If you’re in the Eastern (Greek) or Orthodox Church, it is your celebration of the revelation of the Incarnation of Christ through the theophany during his baptism.

Roman Catholics and other Western Christians who follow a liturgical cycle celebrate the Baptism of Christ this coming Sunday the 9th.

Regardless of whether you’re Western or Eastern; Latin or Greek – the Christmas season is drawing to a close – but isn’t over just yet!

So you can, for a few more days, listen to Christmas carols – particularly widely diverging versions of the centerpiece carol for this part of the liturgical year:



I appreciate the boldness of the homily I heard from my pastor, Fr. Tony, this past Sunday when we celebrated Epiphany.

Even though the liturgical gospel for the mass ended with the Magi departing “for their country by another way,” Fr. Tony began by continuing the passage in Matthew’s gospel.

We heard how Joseph was warned by the angel of King Herod’s rising wrath. The gospel tells us: “Joseph rose and took the child and his mother by night and departed for Egypt.” The Holy Family is saved from what Matthew tells us comes next:

When Herod realized that he had been deceived by the magi, he became furious.

He ordered the massacre of all the boys in Bethlehem and its vicinity two years old and under, in accordance with the time he had ascertained from the magi.



Fr. Tony rightly described this as terrorism. And as a clear contrast between the power held by the infant Christ in the manager and a mad, earthly king and the terrible violence he can inflict.

In this bold homily, we were reminded of what experts have been concluding for a number of years now – terrorism in our homeland is far more likely to be inflicted by domestic, radicalized, right-wing Americans rather than foreigners.

Perhaps you felt like I did a year ago, on the holy day of Epiphany, as you watched the U.S. Capitol taken over by chaos, violence, and mayhem. I felt dismayed, horrified, afraid of more violence which could be used to drive out the insurrectionists, and flat out sick that thousands of Americans could think this was, in any reasonable way, an acceptable action.

Watching the horror of September 11, 2001 unfold felt for me, not surprisingly, far worse than I felt watching the mayhem of January 6, 2021.

The two historical moments did have similarities for me though. As each was unfolding, it felt like what seemed impossible was now actually happening. And after the drama of the moment subsided and the insurgents were mostly non-violently pushed from their occupation of the Capitol, it felt like a threshold had been crossed and the nation was different.

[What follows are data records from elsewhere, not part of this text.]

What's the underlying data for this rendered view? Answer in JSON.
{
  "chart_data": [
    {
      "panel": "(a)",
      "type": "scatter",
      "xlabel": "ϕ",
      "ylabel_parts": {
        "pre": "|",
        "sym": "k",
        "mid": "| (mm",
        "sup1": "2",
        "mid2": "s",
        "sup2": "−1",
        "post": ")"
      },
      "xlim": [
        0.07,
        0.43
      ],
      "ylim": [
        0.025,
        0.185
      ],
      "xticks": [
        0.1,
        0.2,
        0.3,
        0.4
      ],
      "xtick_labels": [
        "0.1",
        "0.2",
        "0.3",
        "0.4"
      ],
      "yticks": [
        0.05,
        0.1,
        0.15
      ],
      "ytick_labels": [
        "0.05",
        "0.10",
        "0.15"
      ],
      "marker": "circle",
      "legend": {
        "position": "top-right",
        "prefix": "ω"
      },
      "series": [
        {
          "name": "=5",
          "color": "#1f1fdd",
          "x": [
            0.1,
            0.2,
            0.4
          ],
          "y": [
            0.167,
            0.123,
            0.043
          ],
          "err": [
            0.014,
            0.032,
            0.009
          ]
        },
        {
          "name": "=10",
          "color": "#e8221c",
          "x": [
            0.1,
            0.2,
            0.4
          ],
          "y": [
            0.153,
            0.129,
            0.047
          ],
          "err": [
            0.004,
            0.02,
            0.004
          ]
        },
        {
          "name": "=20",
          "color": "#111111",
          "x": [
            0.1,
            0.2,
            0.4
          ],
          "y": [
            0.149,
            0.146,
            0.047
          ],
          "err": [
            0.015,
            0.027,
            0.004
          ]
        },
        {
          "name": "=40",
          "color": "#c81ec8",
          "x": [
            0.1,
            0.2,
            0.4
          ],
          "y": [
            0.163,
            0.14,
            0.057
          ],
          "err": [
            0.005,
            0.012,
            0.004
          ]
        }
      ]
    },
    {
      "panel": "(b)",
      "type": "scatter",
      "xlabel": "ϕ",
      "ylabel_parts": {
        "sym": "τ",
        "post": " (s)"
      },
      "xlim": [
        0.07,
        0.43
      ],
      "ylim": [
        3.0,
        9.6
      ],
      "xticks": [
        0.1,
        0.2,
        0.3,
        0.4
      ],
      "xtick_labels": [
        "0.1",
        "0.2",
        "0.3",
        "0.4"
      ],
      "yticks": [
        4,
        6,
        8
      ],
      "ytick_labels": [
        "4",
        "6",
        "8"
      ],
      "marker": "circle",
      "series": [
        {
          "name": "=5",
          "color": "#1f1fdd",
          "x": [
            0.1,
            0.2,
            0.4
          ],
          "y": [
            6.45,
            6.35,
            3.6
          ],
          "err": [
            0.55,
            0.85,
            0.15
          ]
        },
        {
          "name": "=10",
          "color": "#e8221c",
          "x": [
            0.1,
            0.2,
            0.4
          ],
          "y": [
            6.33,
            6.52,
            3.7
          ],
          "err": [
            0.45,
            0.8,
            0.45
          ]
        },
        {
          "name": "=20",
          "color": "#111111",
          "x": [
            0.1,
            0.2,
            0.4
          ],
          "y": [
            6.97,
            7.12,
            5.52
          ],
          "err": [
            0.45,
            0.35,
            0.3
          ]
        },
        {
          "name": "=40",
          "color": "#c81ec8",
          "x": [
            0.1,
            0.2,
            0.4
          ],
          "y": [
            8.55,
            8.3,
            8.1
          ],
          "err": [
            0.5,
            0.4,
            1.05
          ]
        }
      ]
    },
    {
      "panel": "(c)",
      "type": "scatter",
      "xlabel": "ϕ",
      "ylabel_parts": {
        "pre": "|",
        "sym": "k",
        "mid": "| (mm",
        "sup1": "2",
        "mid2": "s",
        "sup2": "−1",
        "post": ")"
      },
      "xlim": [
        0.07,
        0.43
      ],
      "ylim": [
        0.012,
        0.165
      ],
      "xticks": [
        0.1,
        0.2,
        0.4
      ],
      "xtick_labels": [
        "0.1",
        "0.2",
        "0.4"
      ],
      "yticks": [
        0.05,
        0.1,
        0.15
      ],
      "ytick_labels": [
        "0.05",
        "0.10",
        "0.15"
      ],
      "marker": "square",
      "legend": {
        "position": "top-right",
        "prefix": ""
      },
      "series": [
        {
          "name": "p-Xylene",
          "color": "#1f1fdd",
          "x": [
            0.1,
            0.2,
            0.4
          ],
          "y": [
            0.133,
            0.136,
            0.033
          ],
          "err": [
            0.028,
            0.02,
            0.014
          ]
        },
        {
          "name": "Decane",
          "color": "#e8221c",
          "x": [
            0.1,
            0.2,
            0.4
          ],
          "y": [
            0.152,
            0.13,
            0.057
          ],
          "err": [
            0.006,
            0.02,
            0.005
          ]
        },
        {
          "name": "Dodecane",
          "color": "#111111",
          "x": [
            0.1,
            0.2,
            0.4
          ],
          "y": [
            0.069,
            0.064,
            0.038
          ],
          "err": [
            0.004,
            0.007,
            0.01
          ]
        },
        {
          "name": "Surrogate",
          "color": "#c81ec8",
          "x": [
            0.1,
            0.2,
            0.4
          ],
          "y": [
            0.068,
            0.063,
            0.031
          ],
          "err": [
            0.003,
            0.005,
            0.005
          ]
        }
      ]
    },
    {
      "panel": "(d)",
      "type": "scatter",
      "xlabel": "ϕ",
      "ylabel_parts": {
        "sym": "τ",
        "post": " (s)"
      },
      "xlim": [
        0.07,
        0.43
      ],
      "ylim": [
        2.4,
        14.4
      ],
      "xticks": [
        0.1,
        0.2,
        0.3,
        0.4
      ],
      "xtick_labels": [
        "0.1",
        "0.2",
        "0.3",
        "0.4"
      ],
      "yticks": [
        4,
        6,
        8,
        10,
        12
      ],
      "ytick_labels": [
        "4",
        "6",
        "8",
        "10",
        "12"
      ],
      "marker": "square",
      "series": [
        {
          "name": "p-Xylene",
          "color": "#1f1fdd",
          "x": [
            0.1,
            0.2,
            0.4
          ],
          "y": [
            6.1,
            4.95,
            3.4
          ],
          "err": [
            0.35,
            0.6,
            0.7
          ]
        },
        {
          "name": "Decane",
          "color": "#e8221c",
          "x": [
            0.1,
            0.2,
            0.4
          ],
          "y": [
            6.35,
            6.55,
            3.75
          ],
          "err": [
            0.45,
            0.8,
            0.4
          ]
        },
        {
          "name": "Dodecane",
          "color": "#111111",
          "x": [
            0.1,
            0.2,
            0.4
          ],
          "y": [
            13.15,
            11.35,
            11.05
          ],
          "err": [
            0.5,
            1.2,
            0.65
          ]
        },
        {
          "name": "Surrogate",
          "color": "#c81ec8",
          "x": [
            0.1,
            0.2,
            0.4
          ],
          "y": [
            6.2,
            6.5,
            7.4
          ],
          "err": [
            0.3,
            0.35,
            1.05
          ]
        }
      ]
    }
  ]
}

After 9/11/01, our nation came together in a way I’d never seen in my thirty one years of life before that fateful, world changing day.

Now, one year after 1/6/21, our nation feels even more divided as a not insubstantial percentage of Republicans still believe that President Biden is not a legitimately elected official.

Perhaps even more troubling is this poll finding published in November 2021:




I will likely reflect more later as the findings of the January 6th commission are released to the public.

And I know I have much more to say about the urgent, vital need to protect the U.S. democracy through federal legislation. You may have read in my last post that two issues are foremost now to me – protecting U.S. democracy and addressing the climate emergency.

For now though, I wish us in the U.S.A. a quiet, peaceful January 6th as events are held in D.C. to remember this terrible day.

And I wish my Eastern, Orthodox sisters and brothers a blessed celebration of this most holy day.